Compare this to Hillary Clinton's presence on YouTube. It's nothing short of devastating. Fact is, the Clinton camp can't boast a single pro-Hillary video in the first page of search results for either "Hillary" or "Hillary Clinton". Listing current YouTube results for "Hillary Clinton" by relevance, we get, in the top 5:

1. An 11-month-old Clinton slam posted by a renegade Obama supporter. 4.6 million views. 24,000 comments.
2. Hillary Clinton Sings National Anthem. 1.8 million views and yes, it's worse than you think.
3. A brutal slam video called SwiftKids-Hillary Clinton, complete with little kids saying "Hillary Clinton is a thief".

What's up? The answer may lie in an early post entitled Is Hillary Clinton Abusing YouTube?, where two curious guys asked why the Clinton campaign didn't allow text responses to her own posted videos. "When only one person is talking, we wouldn't call that much of a conversation", they said, and are still saying, 290,000 views later.

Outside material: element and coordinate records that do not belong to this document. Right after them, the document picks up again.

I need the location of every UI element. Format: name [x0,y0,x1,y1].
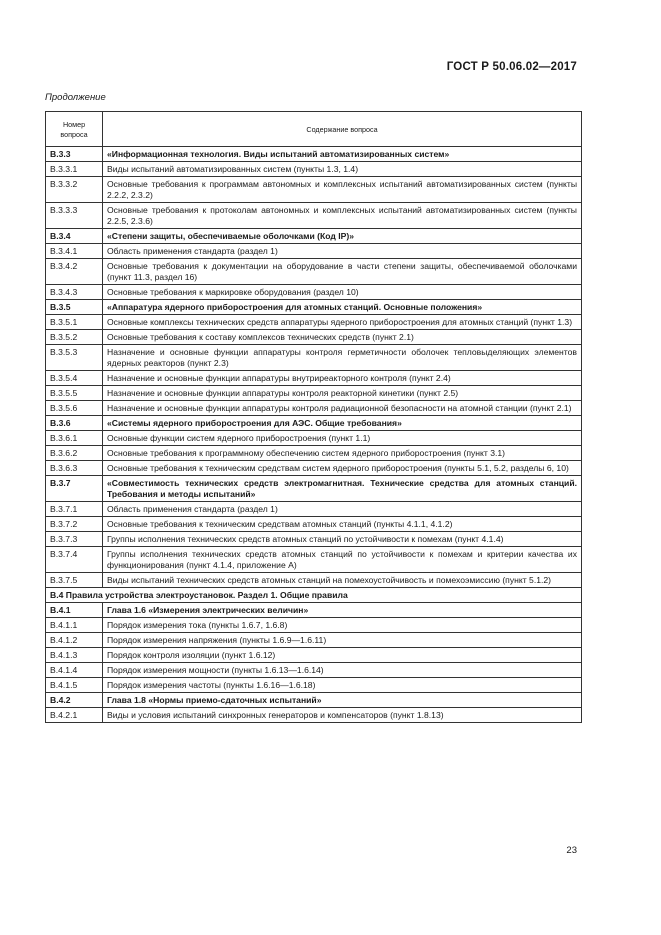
table-row [46,476,582,502]
question-content: Основные требования к маркировке оборудования (раздел 10) [103,285,582,300]
question-content: Основные требования к техническим средствам атомных станций (пункты 4.1.1, 4.1.2) [103,517,582,532]
question-content: Виды испытаний технических средств атомных станций на помехоустойчивость и помехоэмиссию (пункт 5.1.2) [103,573,582,588]
question-content: Группы исполнения технических средств атомных станций по устойчивости к помехам и критерии качества их функционирования (пункт 4.1.4, приложение А) [103,547,582,573]
column-header-number: Номер вопроса [46,112,103,147]
question-number: В.3.5.3 [46,345,103,371]
document-code: ГОСТ Р 50.06.02—2017 [446,61,577,73]
question-content: Область применения стандарта (раздел 1) [103,244,582,259]
question-number: В.3.3.3 [46,203,103,229]
question-content: Назначение и основные функции аппаратуры контроля герметичности оболочек тепловыделяющих элементов ядерных реакторов (пункт 2.3) [103,345,582,371]
question-content: «Информационная технология. Виды испытаний автоматизированных систем» [103,147,582,162]
table-row [46,300,582,315]
table-row [46,648,582,663]
question-content: Назначение и основные функции аппаратуры контроля радиационной безопасности на атомной станции (пункт 2.1) [103,401,582,416]
question-content: Порядок измерения частоты (пункты 1.6.16—1.6.18) [103,678,582,693]
question-content: Область применения стандарта (раздел 1) [103,502,582,517]
question-content: Основные функции систем ядерного приборостроения (пункт 1.1) [103,431,582,446]
question-number: В.3.3 [46,147,103,162]
question-content: Группы исполнения технических средств атомных станций по устойчивости к помехам (пункт 4.1.4) [103,532,582,547]
question-content: Порядок измерения мощности (пункты 1.6.13—1.6.14) [103,663,582,678]
question-number: В.3.5.6 [46,401,103,416]
question-number: В.3.6.2 [46,446,103,461]
question-content: Основные требования к техническим средствам систем ядерного приборостроения (пункты 5.1, 5.2, разделы 6, 10) [103,461,582,476]
question-number: В.3.4.1 [46,244,103,259]
table-row [46,446,582,461]
question-content: Основные требования к программному обеспечению систем ядерного приборостроения (пункт 3.1) [103,446,582,461]
column-header-content: Содержание вопроса [103,112,582,147]
question-number: В.3.5.4 [46,371,103,386]
table-row [46,678,582,693]
question-number: В.3.4.2 [46,259,103,285]
table-row [46,708,582,723]
section-title: В.4 Правила устройства электроустановок. Раздел 1. Общие правила [46,588,582,603]
section-row [46,588,582,603]
table-row [46,431,582,446]
question-number: В.4.1.2 [46,633,103,648]
table-row [46,517,582,532]
table-row [46,177,582,203]
question-content: Глава 1.6 «Измерения электрических величин» [103,603,582,618]
question-number: В.3.7.1 [46,502,103,517]
table-row [46,345,582,371]
question-content: «Совместимость технических средств электромагнитная. Технические средства для атомных станций. Требования и методы испытаний» [103,476,582,502]
table-row [46,633,582,648]
table-row [46,162,582,177]
question-content: Основные комплексы технических средств аппаратуры ядерного приборостроения для атомных станций (пункт 1.3) [103,315,582,330]
continuation-label: Продолжение [45,92,106,103]
table-row [46,371,582,386]
page-number: 23 [566,845,577,856]
question-content: Назначение и основные функции аппаратуры контроля реакторной кинетики (пункт 2.5) [103,386,582,401]
question-number: В.3.7.4 [46,547,103,573]
question-number: В.4.2 [46,693,103,708]
question-number: В.3.3.2 [46,177,103,203]
question-number: В.3.4 [46,229,103,244]
table-body [46,147,582,723]
table-row [46,618,582,633]
question-number: В.3.5.2 [46,330,103,345]
table-row [46,401,582,416]
questions-table [45,111,582,723]
table-row [46,502,582,517]
question-content: Порядок контроля изоляции (пункт 1.6.12) [103,648,582,663]
table-header-row [46,112,582,147]
question-number: В.3.5.5 [46,386,103,401]
question-number: В.4.1 [46,603,103,618]
table-row [46,244,582,259]
question-number: В.4.1.1 [46,618,103,633]
question-number: В.3.4.3 [46,285,103,300]
question-number: В.3.6 [46,416,103,431]
question-content: «Аппаратура ядерного приборостроения для атомных станций. Основные положения» [103,300,582,315]
question-number: В.3.6.1 [46,431,103,446]
question-number: В.4.1.4 [46,663,103,678]
table-row [46,663,582,678]
question-number: В.3.7.2 [46,517,103,532]
question-content: Назначение и основные функции аппаратуры внутриреакторного контроля (пункт 2.4) [103,371,582,386]
question-number: В.4.2.1 [46,708,103,723]
question-content: Порядок измерения напряжения (пункты 1.6.9—1.6.11) [103,633,582,648]
question-number: В.4.1.3 [46,648,103,663]
question-number: В.3.5 [46,300,103,315]
question-content: Основные требования к составу комплексов технических средств (пункт 2.1) [103,330,582,345]
question-content: Виды испытаний автоматизированных систем (пункты 1.3, 1.4) [103,162,582,177]
question-number: В.3.5.1 [46,315,103,330]
table-row [46,203,582,229]
question-number: В.3.3.1 [46,162,103,177]
question-content: Глава 1.8 «Нормы приемо-сдаточных испытаний» [103,693,582,708]
question-number: В.4.1.5 [46,678,103,693]
question-number: В.3.7.5 [46,573,103,588]
table-row [46,547,582,573]
table-row [46,461,582,476]
question-content: Виды и условия испытаний синхронных генераторов и компенсаторов (пункт 1.8.13) [103,708,582,723]
question-content: Основные требования к программам автономных и комплексных испытаний автоматизированных систем (пункты 2.2.2, 2.3.2) [103,177,582,203]
table-row [46,315,582,330]
question-number: В.3.7.3 [46,532,103,547]
table-row [46,416,582,431]
table-row [46,693,582,708]
question-content: «Степени защиты, обеспечиваемые оболочками (Код IP)» [103,229,582,244]
question-content: «Системы ядерного приборостроения для АЭС. Общие требования» [103,416,582,431]
table-row [46,259,582,285]
table-row [46,330,582,345]
table-row [46,603,582,618]
table-row [46,386,582,401]
table-row [46,147,582,162]
table-row [46,285,582,300]
question-content: Основные требования к протоколам автономных и комплексных испытаний автоматизированных систем (пункты 2.2.5, 2.3.6) [103,203,582,229]
table-row [46,532,582,547]
question-number: В.3.7 [46,476,103,502]
question-content: Основные требования к документации на оборудование в части степени защиты, обеспечиваемой оболочками (пункт 11.3, раздел 16) [103,259,582,285]
question-number: В.3.6.3 [46,461,103,476]
table-row [46,573,582,588]
table-row [46,229,582,244]
question-content: Порядок измерения тока (пункты 1.6.7, 1.6.8) [103,618,582,633]
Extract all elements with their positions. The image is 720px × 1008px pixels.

Another reason can be found in social networking. Obama has 1.4 million "friends" across Facebook, MySpace, Latino social sites Batanga and MiGente, gay and lesbian site Glee, 50+ site Eons, and AsianAve. Clinton, in comparison, has just 310,000 "friends" in total and limited herself to Facebook, MySpace, and Eons.

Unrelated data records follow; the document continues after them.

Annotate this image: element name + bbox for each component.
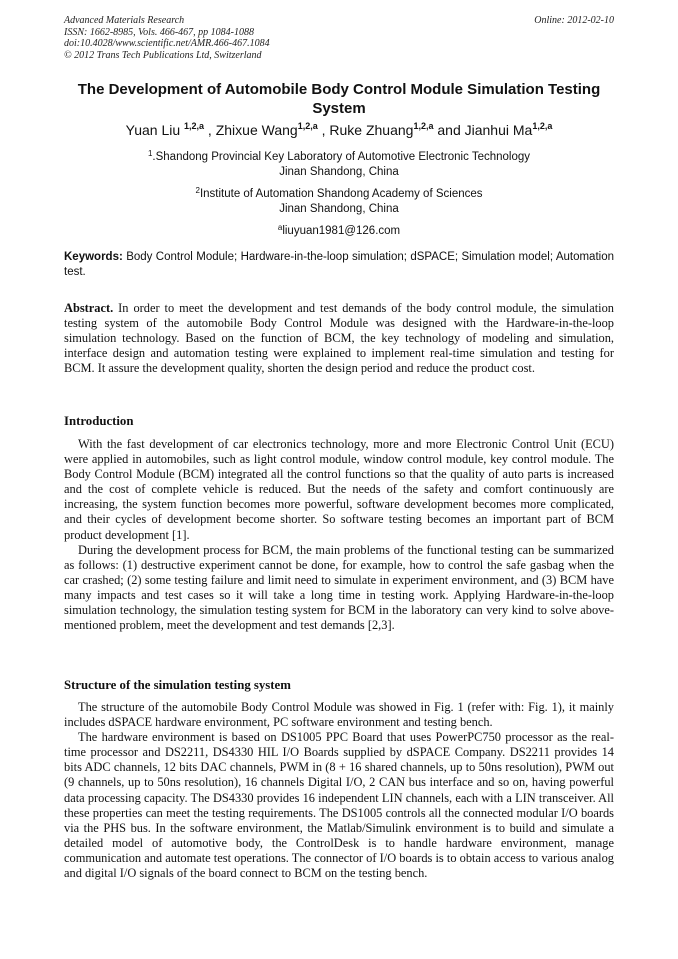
affil-institution: Institute of Automation Shandong Academy of Sciences bbox=[199, 188, 483, 200]
online-date: Online: 2012-02-10 bbox=[534, 15, 614, 26]
affil-mark: 2 bbox=[195, 186, 200, 195]
copyright-line: © 2012 Trans Tech Publications Ltd, Switzerland bbox=[64, 49, 262, 61]
paragraph: The hardware environment is based on DS1005 PPC Board that uses PowerPC750 processor as the real-time processor and DS2211, DS4330 HIL I/O Boards supplied by dSPACE Company. DS2211 provides 14 bits ADC channels, 12 bits DAC channels, PWM in (8 + 16 shared channels, up to 50ns resolution), PWM out (9 channels, up to 50ns resolution), 16 channels Digital I/O, 2 CAN bus interface and so on, having powerful data processing capacity. The DS4330 provides 16 independent LIN channels, each with a LIN transceiver. All these properties can meet the testing requirements. The DS1005 controls all the connected modular I/O boards via the PHS bus. In the software environment, the Matlab/Simulink environment is to build and simulate a detailed model of automotive body, the ControlDesk is to handle hardware environment, manage communication and automate test operations. The connector of I/O boards is to obtain access to various analog and digital I/O signals of the board connect to BCM on the testing bench. bbox=[64, 730, 614, 881]
affiliation-2 bbox=[64, 187, 614, 216]
issn-line: ISSN: 1662-8985, Vols. 466-467, pp 1084-1088 bbox=[64, 26, 254, 38]
journal-header bbox=[64, 15, 270, 61]
paragraph: With the fast development of car electronics technology, more and more Electronic Control Unit (ECU) were applied in automobiles, such as light control module, window control module, key control module. The Body Control Module (BCM) integrated all the control functions so that the quality of auto parts is increased and the cost of complete vehicle is reduced. But the needs of the safety and comfort continuously are increasing, the system function becomes more powerful, software development becomes more complicated, and their cycles of development become shorter. So software testing becomes an important part of BCM product development [1]. bbox=[64, 437, 614, 542]
abstract-text: In order to meet the development and test demands of the body control module, the simulation testing system of the automobile Body Control Module was designed with the Hardware-in-the-loop simulation technology. Based on the function of BCM, the key technology of modeling and simulation, interface design and automation testing were explained to implement real-time simulation and testing for BCM. It assure the development quality, shorten the design period and reduce the product cost. bbox=[64, 301, 614, 376]
affil-mark: 1 bbox=[147, 149, 153, 158]
structure-body bbox=[64, 700, 614, 881]
affil-location: Jinan Shandong, China bbox=[279, 165, 399, 178]
author-list bbox=[64, 121, 614, 139]
abstract-block bbox=[64, 301, 614, 376]
author-name: , Zhixue Wang bbox=[204, 122, 298, 138]
email-address[interactable]: liuyuan1981@126.com bbox=[282, 225, 401, 237]
paragraph: The structure of the automobile Body Control Module was showed in Fig. 1 (refer with: Fig. 1), it mainly includes dSPACE hardware environment, PC software environment and testing bench. bbox=[64, 700, 614, 730]
introduction-body bbox=[64, 437, 614, 633]
paragraph: During the development process for BCM, the main problems of the functional testing can be summarized as follows: (1) destructive experiment cannot be done, for example, how to control the safe gasbag when the car crashed; (2) some testing failure and limit need to simulate in experiment environment, and (3) BCM have many impacts and test cases so it will take a long time in testing work. Applying Hardware-in-the-loop simulation technology, the simulation testing system for BCM in the laboratory can very kind to solve above-mentioned problem, meet the development and test demands [2,3]. bbox=[64, 542, 614, 633]
paper-title: The Development of Automobile Body Control Module Simulation Testing System bbox=[77, 81, 601, 117]
author-affil-mark: 1,2,a bbox=[184, 121, 205, 131]
doi-line[interactable]: doi:10.4028/www.scientific.net/AMR.466-467.1084 bbox=[64, 38, 270, 50]
section-heading-introduction: Introduction bbox=[64, 414, 134, 428]
contact-email bbox=[64, 224, 614, 239]
keywords-text: Body Control Module; Hardware-in-the-loop simulation; dSPACE; Simulation model; Automation test. bbox=[64, 251, 614, 278]
affiliation-1 bbox=[64, 150, 614, 179]
affil-institution: .Shandong Provincial Key Laboratory of Automotive Electronic Technology bbox=[152, 151, 531, 163]
keywords-label: Keywords: bbox=[64, 251, 123, 263]
email-mark: a bbox=[277, 223, 283, 232]
author-affil-mark: 1,2,a bbox=[297, 121, 318, 131]
journal-name: Advanced Materials Research bbox=[64, 15, 185, 26]
author-name: and Jianhui Ma bbox=[433, 122, 533, 138]
author-name: , Ruke Zhuang bbox=[317, 122, 414, 138]
abstract-label: Abstract. bbox=[64, 301, 114, 315]
section-heading-structure: Structure of the simulation testing system bbox=[64, 678, 291, 692]
author-name: Yuan Liu bbox=[125, 122, 185, 138]
affil-location: Jinan Shandong, China bbox=[279, 202, 399, 215]
author-affil-mark: 1,2,a bbox=[413, 121, 434, 131]
author-affil-mark: 1,2,a bbox=[532, 121, 553, 131]
keywords-block bbox=[64, 250, 614, 280]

Could Clinton's comparative marketing failures be a result of her own camp's heavy hand and lack of trust in Web 2.0 ways? Could Obama's success be due to his early encouragement for user-generated content, starting with his open acceptance of the Obama Girl video? Whatever the cause, he has 1.1 million more people calling him a friend, and his official YouTube Channel has 12.2 million views compared to her 1.4 million. In internet marketing terms, that's a compelling victory.